PNG’s fisheries sector has come a long way over the past 12 years, with significant new foreign investment in the pipeline.
PNG accounts for 10% of global tuna catch
Onshore processing commenced in the mid-1990
Significant new foreign investments pending
PNG’s Exclusive Economic Zone covers 2.4 million square kilometers and accounts for a hefty 10% of the world’s tuna catch. It used to be dominated by ‘distant water’ fishing companies. Such foreign fleets simply paid a comparatively small fee for the privilege of fishing in PNG’s waters and then took their catch home with them. Clearly, the country was missing out on a major opportunity to add value onshore.
Preferential Access to EU
In 1997 the PNG Government encouraged a major Philippine group R D Tuna to set up a processing plant in the northern town of Madang.
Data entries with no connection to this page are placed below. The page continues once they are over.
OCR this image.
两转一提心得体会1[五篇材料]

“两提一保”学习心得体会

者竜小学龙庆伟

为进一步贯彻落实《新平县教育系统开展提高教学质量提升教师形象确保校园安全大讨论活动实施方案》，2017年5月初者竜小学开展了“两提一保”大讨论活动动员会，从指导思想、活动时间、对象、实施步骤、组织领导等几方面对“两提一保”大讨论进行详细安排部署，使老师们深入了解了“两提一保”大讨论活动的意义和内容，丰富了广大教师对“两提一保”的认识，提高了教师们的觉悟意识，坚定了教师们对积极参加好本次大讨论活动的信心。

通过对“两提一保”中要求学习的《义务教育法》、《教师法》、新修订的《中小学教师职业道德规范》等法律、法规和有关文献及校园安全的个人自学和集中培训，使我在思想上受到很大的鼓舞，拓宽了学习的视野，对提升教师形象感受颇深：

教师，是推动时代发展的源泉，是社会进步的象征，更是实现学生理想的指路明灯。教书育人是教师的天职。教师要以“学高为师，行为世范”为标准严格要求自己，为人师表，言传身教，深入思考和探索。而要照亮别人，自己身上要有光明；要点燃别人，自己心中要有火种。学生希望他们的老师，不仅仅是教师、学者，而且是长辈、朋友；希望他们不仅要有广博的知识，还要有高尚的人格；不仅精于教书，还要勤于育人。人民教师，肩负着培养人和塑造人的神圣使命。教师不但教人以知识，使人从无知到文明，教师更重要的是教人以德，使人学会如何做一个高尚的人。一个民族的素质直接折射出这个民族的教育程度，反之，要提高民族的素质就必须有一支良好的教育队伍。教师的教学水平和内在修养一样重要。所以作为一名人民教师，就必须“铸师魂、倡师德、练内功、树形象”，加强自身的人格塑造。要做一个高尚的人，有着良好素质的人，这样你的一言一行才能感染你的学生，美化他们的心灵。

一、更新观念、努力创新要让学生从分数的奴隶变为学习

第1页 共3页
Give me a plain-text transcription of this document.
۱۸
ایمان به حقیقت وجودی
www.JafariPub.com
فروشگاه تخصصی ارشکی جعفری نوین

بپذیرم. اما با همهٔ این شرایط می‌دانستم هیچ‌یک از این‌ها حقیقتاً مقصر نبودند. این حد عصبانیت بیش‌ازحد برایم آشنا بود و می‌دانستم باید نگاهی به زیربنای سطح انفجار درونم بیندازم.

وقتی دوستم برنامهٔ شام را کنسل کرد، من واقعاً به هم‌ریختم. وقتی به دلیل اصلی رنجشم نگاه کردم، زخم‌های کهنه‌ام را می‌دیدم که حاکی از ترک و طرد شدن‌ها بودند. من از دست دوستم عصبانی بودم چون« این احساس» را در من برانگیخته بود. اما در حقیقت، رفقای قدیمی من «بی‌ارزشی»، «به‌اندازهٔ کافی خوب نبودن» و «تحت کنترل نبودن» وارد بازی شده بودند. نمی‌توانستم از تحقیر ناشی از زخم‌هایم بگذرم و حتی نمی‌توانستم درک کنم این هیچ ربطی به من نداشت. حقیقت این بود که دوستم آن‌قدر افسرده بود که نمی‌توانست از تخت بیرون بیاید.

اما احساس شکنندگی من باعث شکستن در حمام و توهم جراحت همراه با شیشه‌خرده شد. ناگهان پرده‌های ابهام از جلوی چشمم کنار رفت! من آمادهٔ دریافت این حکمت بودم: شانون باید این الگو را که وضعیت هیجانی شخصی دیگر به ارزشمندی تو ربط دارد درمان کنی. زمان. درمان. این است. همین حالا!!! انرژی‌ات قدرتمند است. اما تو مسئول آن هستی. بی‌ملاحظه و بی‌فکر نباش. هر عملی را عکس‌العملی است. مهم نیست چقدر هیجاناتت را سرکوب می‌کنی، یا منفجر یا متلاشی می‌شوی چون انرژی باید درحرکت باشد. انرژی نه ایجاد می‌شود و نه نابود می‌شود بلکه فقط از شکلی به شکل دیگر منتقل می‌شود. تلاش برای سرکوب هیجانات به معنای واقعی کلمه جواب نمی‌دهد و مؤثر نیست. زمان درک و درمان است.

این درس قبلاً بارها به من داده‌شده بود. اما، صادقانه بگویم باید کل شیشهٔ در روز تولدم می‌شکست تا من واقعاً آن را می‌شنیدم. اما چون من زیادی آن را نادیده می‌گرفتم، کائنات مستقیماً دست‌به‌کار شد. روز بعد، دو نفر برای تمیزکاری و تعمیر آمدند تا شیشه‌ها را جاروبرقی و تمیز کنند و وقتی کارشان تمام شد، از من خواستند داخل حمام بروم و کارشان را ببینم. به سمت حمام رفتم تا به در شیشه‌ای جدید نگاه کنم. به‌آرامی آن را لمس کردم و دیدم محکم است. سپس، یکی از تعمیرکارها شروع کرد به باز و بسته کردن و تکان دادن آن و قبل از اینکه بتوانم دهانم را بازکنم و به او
Most of R D Tuna’s production is exported to the European Union under PNG’s tariff-free access arrangement. The company also sells the popular Diana and Dolly brands in PNG and the rest to the Pacific. The European Union is the biggest consumer of Pacific tuna and recently made conditions more favorable for the importation of PNG tuna.
Frabelle’s Big Plans for Lae
Other companies have since followed suit; most notable is another Philippine company, Frabelle Fishing Corporation, which has established its own processing facilities in PNG’s industrial hub of Lae. Ironically, Frabelle is itself one of those ‘distant water’ fishing companies, but in recent times it has come to see the benefit of settings up local operations in PNG. In fact, it is now planning a second, distinct plant in Lae, on a much large scale than the first. Its US$25 million investment, in partnership with two other Asian investors, will enable it to process 350 tons of raw tuna a day and employ up to 6000 people. Its first stage was completed before the end of 2010.
Pacific Marine Industrial Zone
PNG continues to process a small portion of its tuna onshore. To encourage more onshore processing in the fisheries industry in PNG, and to support its export-driven industry strategy, the PNG Government has considered and approved a US$33 million investment in Pacific key industry players. The industrial park would include a fish market, cold storage facilities, an ice-making plant and improved port facilities.
It would boost revenue and industry capacity tenfold, and act as regional tuna transshipment and processing hub for the Western and Central Pacific. The PNG Government has already invited the eight countries that are parties to the Nauru Agreement – which between them control 20% of the world’s tuna catch – to participate in the park.